Why Dark Folk Resonates With Me
I spend a lot of time with headphones on, and more often than not I’m listening to dark folk. It really all started with Pacific Drive, a compelling first-person driving game set in the Olympic Peninsula, developed by Ironwood Studios. Alongside its stunning visuals, and a fascinating gameplay loop, it ships with a fantastic, otherworldly soundtrack. At first it was just a sound I liked: simple instruments, voices that felt raw instead of polished, a kind of heaviness that was comforting rather than draining. Over time, I realized it wasn’t just background noise. Paired with the anomalous environment, and the gritty-but-gorgeous aesthetic of the game, it was shaping the way I thought about atmosphere and storytelling.
Community Screenshot from the game Pacific Drive
Dark folk songs build slowly. They don’t rush to the chorus, and they don’t try to overwhelm you with volume. Instead, they linger on small details: the scrape of strings, the space between notes, the weight of a single lyric. That patience is something I’ve carried into my own work. Whether I’m writing code, designing a game system, or putting together a Blender scene, I try to leave room for the quiet parts to matter.
What I love most is the honesty. These songs don’t feel engineered to fit a chart or a playlist. They feel personal, like they were meant to be heard around a fire rather than blasted in a stadium. That intimacy is the same feeling I want to capture when I build something creative. I don’t need it to reach everyone. I just want it to reach the right people, in the right way.

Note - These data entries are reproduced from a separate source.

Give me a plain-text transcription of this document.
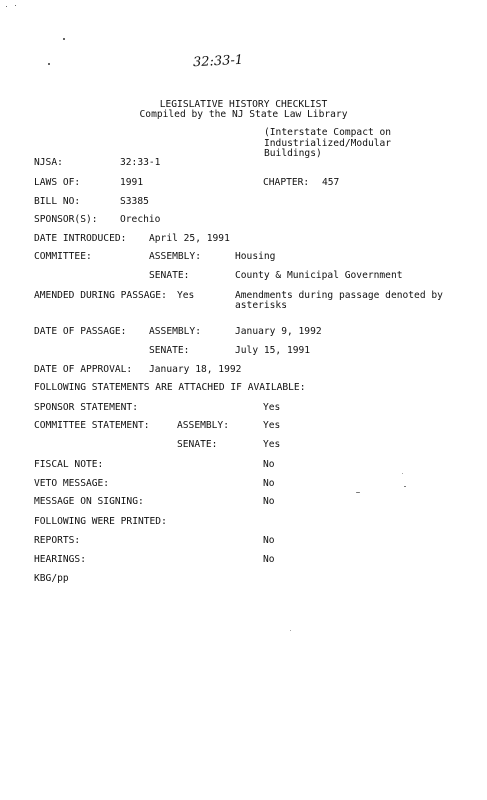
32:33-1
LEGISLATIVE HISTORY CHECKLIST
Compiled by the NJ State Law Library
(Interstate Compact on
Industrialized/Modular
Buildings)
NJSA:	32:33-1
LAWS OF:	1991	CHAPTER: 457
BILL NO:	S3385
SPONSOR(S): Orechio
DATE INTRODUCED: April 25, 1991
COMMITTEE:	ASSEMBLY:	Housing
SENATE:	County & Municipal Government
AMENDED DURING PASSAGE: Yes	Amendments during passage denoted by
asterisks
DATE OF PASSAGE: ASSEMBLY:	January 9, 1992
SENATE:	July 15, 1991
DATE OF APPROVAL: January 18, 1992
FOLLOWING STATEMENTS ARE ATTACHED IF AVAILABLE:
SPONSOR STATEMENT:	Yes
COMMITTEE STATEMENT:	ASSEMBLY:	Yes
SENATE:	Yes
FISCAL NOTE:	No
VETO MESSAGE:	No
MESSAGE ON SIGNING:	No
FOLLOWING WERE PRINTED:
REPORTS:	No
HEARINGS:	No
KBG/pp
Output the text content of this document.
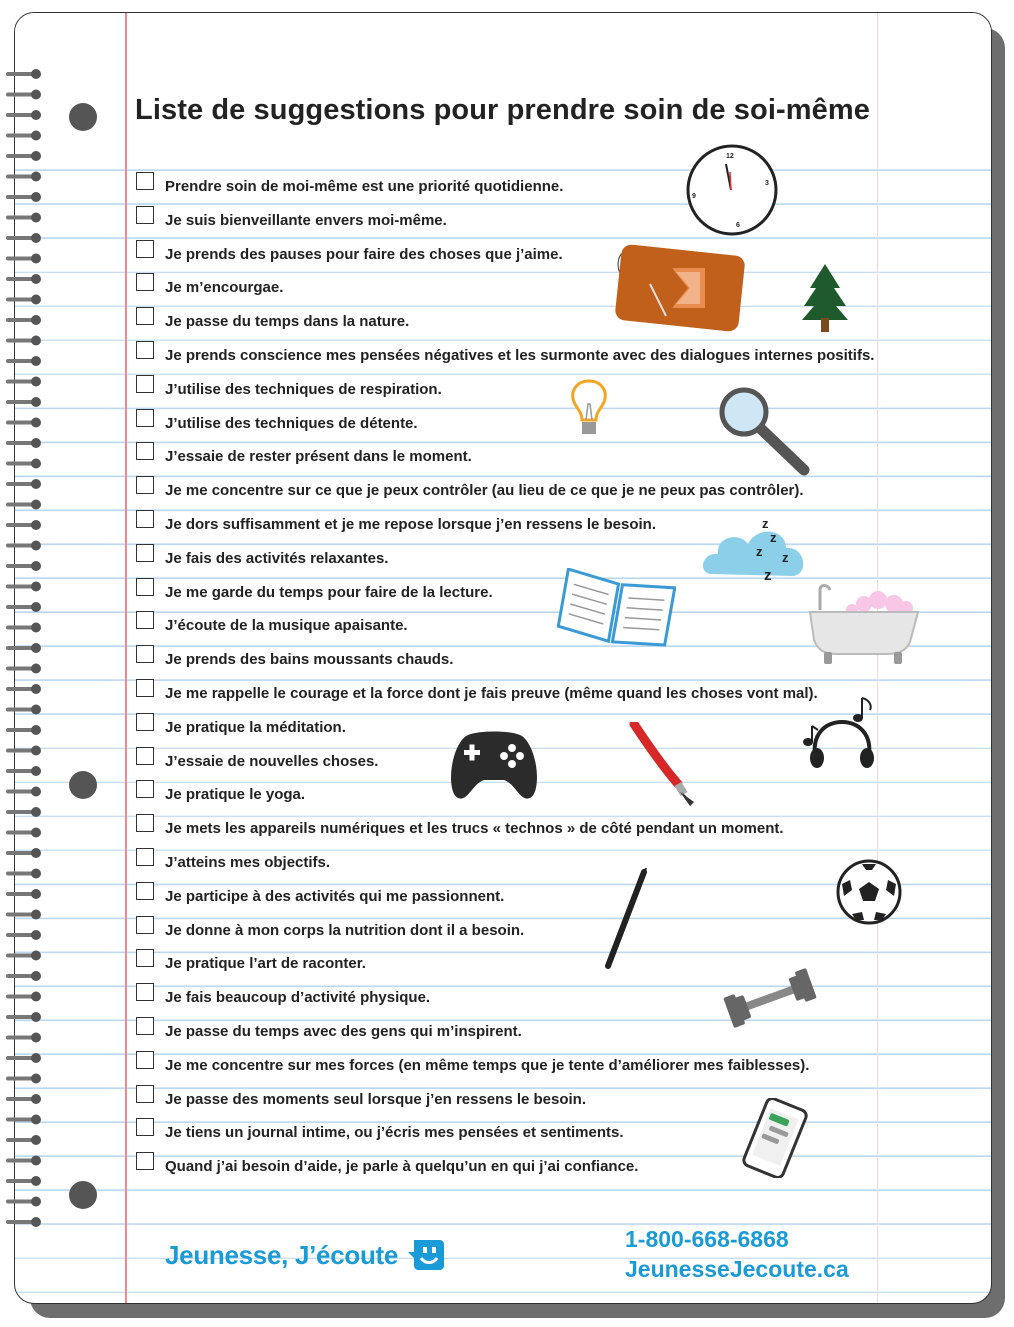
Liste de suggestions pour prendre soin de soi-même
Prendre soin de moi-même est une priorité quotidienne.
Je suis bienveillante envers moi-même.
Je prends des pauses pour faire des choses que j’aime.
Je m’encourgae.
Je passe du temps dans la nature.
Je prends conscience mes pensées négatives et les surmonte avec des dialogues internes positifs.
J’utilise des techniques de respiration.
J’utilise des techniques de détente.
J’essaie de rester présent dans le moment.
Je me concentre sur ce que je peux contrôler (au lieu de ce que je ne peux pas contrôler).
Je dors suffisamment et je me repose lorsque j’en ressens le besoin.
Je fais des activités relaxantes.
Je me garde du temps pour faire de la lecture.
J’écoute de la musique apaisante.
Je prends des bains moussants chauds.
Je me rappelle le courage et la force dont je fais preuve (même quand les choses vont mal).
Je pratique la méditation.
J’essaie de nouvelles choses.
Je pratique le yoga.
Je mets les appareils numériques et les trucs « technos » de côté pendant un moment.
J’atteins mes objectifs.
Je participe à des activités qui me passionnent.
Je donne à mon corps la nutrition dont il a besoin.
Je pratique l’art de raconter.
Je fais beaucoup d’activité physique.
Je passe du temps avec des gens qui m’inspirent.
Je me concentre sur mes forces (en même temps que je tente d’améliorer mes faiblesses).
Je passe des moments seul lorsque j’en ressens le besoin.
Je tiens un journal intime, ou j’écris mes pensées et sentiments.
Quand j’ai besoin d’aide, je parle à quelqu’un en qui j’ai confiance.
12
3
6
9
z
z
z z
z
Jeunesse, J’écoute
1-800-668-6868
JeunesseJecoute.ca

I’ve noticed that mood carries across mediums. The atmosphere in a song can influence the way I design a world in Utopia TTRPG, or the way I texture a scene in Blender. Music isn’t just sound; it’s tone, and tone is what makes a story feel alive.
My custom playlist of Dark Folk music, including the ingame soundtrack from Pacific DriveIn the end, dark folk resonates with me because it’s about depth. It’s not afraid to be quiet, or slow, or heavy. And when I sit down to build, that’s the energy I want to bring: something thoughtful, something that lingers, something that feels like it belongs to a larger story.